Danıştay'ın 'eşitlik kararı"na bakanlıktan şok yanıt!
Danıştay 10. Dairesi, aynı suçtan aynı cezayı alan Türk ve yabancı mahkûmların açık cezaevlerine alınması sırasında farklı süreler uygulanmasının ‘ayrımcılık’ olduğuna hükmetti. Adalet Bakanlığı ise Danıştay'a gönderdiği savunmada, yabancı uyruklu mahkumların açık ceza cezaevine alındıktan sonra genelde firar ettikleri ve yakalanma oranlarının ise çok düşük olduğunu belirtti.
Ürdünlü Abdallah B., ‘parada sahtecilik’ suçundan 8 yıl hapis cezası aldı. Sincan 2 No’lu L Tipi Kapalı Cezaevi’ne koyulan Abdallah B.’nin avukatları Ezgi Yavuz ve Şefika Palaska, Ankara İnfaz Savcılığı’na başvurarak, müvekkillerinin açık cezaevine alınmasını istedi. Savcılık, ‘Açık Ceza İnfaz Kurumlarına Ayrılma Yönetmeliği’ni gerekçe gösterip reddetti.
FARKLI UYGULANIYOR
Yönetmeliğe göre, 10 yıldan az hapis cezası alan Türkiye Cumhuriyeti vatandaşı bir mahkûm, cezasının bir ayını ‘kapalı’da geçirdikten sonra, açık cezaevine alınabiliyor. Aynı durumdaki yabancı bir mahkûm ise koşullu salıverilmesine üç yıl kalana kadar kapalı cezaevinde kaldıktan sonra, açık cezaevine alınıyor.

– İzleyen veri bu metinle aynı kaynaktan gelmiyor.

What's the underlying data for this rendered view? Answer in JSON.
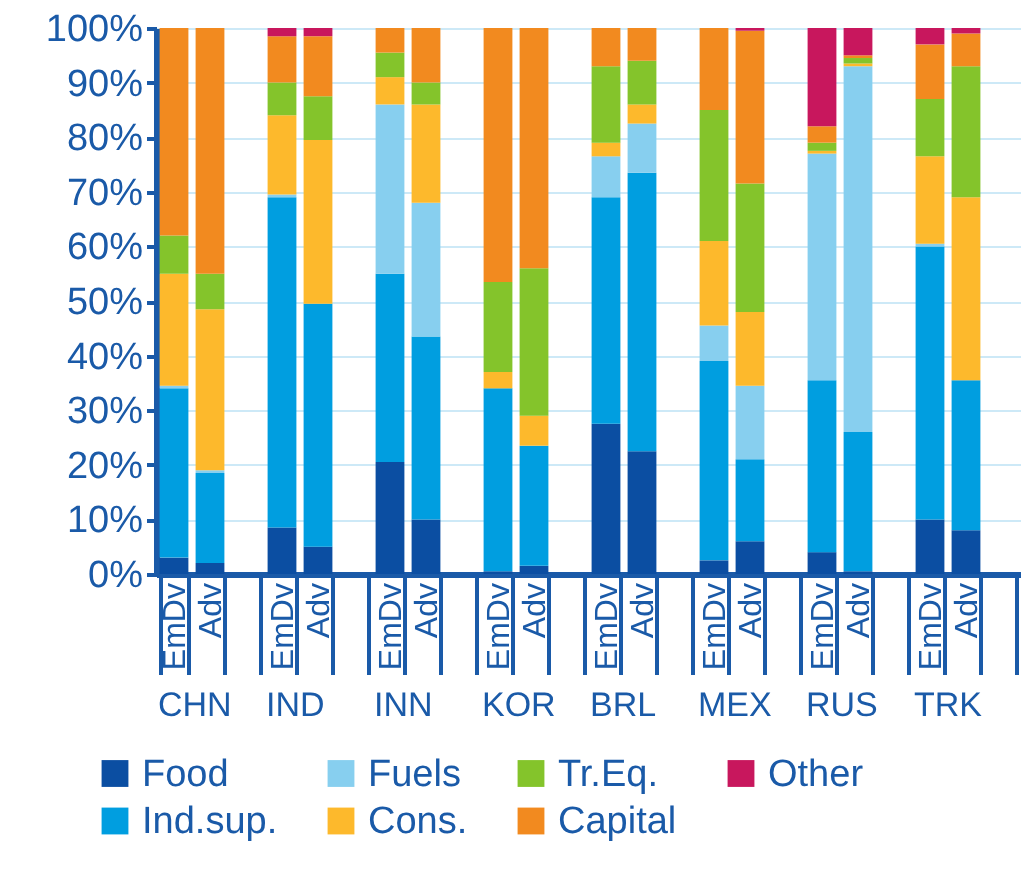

Hürriyet'ten Mesut Hasan Benli'nin haberine göre, Abdallah B.’nin avukatları, Danıştay 10. Dairesi’ne başvurarak yönetmelikteki ‘adi suçlardan hükümlü olup yabancı uyrukluların...’ ibaresinin yürürlüğünün durdurulmasını ve iptalini istedi. Dilekçede, ‘aynı suçu işlemiş, aynı kanuna göre yargılanmış ve cezalandırılmış iki insana ırklarının farklı olması sebebiyle farklı infaz hükümlerinin uygulanmasının Avrupa İnsan Hakları Sözleşmesi’nin ayrımcılık yasağına aykırı olduğu’ belirtildi.
BAKANLIK SAVUNDU
Adalet Bakanlığı ise dosyaya gönderdiği savunmada, 1 Ocak 2013 - 1 Ağustos 2016 Burdur ve Erzurum Açık Ceza İnfaz kurumlarından 265 yabancı uyruklu hükümlünün firar ettiğini, bunlardan sadece 16’sının yakalandığını belirtti. Savunmada “Açık ceza infaz kurumlarından firara karşı herhangi bir engel olmadığı, firar eden yabancı uyruklu hükümlülerden yakalanan sayısının az olduğu, infazın etkin bir şekilde amacına uluşmadığı dikkate alınarak, yabancıların açık ceza infaz kurumlarına ayrılmasından, infazların etkin bir şeklide yürütülmesi için süreler açısından farklı uygulamalar belirlenmiştir” denildi.
KARAR OYBİRLİĞİYLE
Danıştay, oybirliği ile yönetmelikteki ibarenin yürürlüğünü durdurdu. Karar özetle şöyle: “İnfaz hükümlerinin uygulanmasında hükümlüler arasında ırk, milliyet veya sosyal kökten ayrım yapılması Anayasa’da güvence altına alınan ‘kanun önünde eşitlik’ ve AİHS’de yer alan ‘ayrımcılık yasağı’ ile bağdaşmayacaktır. Yabancı uyruklu kişiler yönünden ayrıksı düzenleme yapılmasının, ceza ve güvenlik tedbirlerinin infazına ilişkin kuralların hükümlülere ayırım yapılmaksızın ve kimseye ayrıcalık tanımaksızın uygulamasını temel ilke kabul eden kanun hükmüne ve Anayasa ile güvence altına alınan kanun önünde eşitlik ilkesine aykırılık oluşturduğu sonucuna varılmıştır.”
EV İZNİ ALABİLİR YAKINLARIYLA GÖRÜŞEBİLİR
Açık ceza infaz kurumlarında bazı haklar şöyle:
Serbestçe ve dinlenmeksizin telefonla görüşebilirler.
Örgün ve yaygın eğitim kurumlarına devam edebilirler.
Cüzi de olsa bir maaş karşılığında ve sigortalı olarak çalışabilirler.
Kurum ve en üst amirin önerisi ve başsavcılığın onayı ile ev izinleri alarak aile bağlarını sürdürebilirler.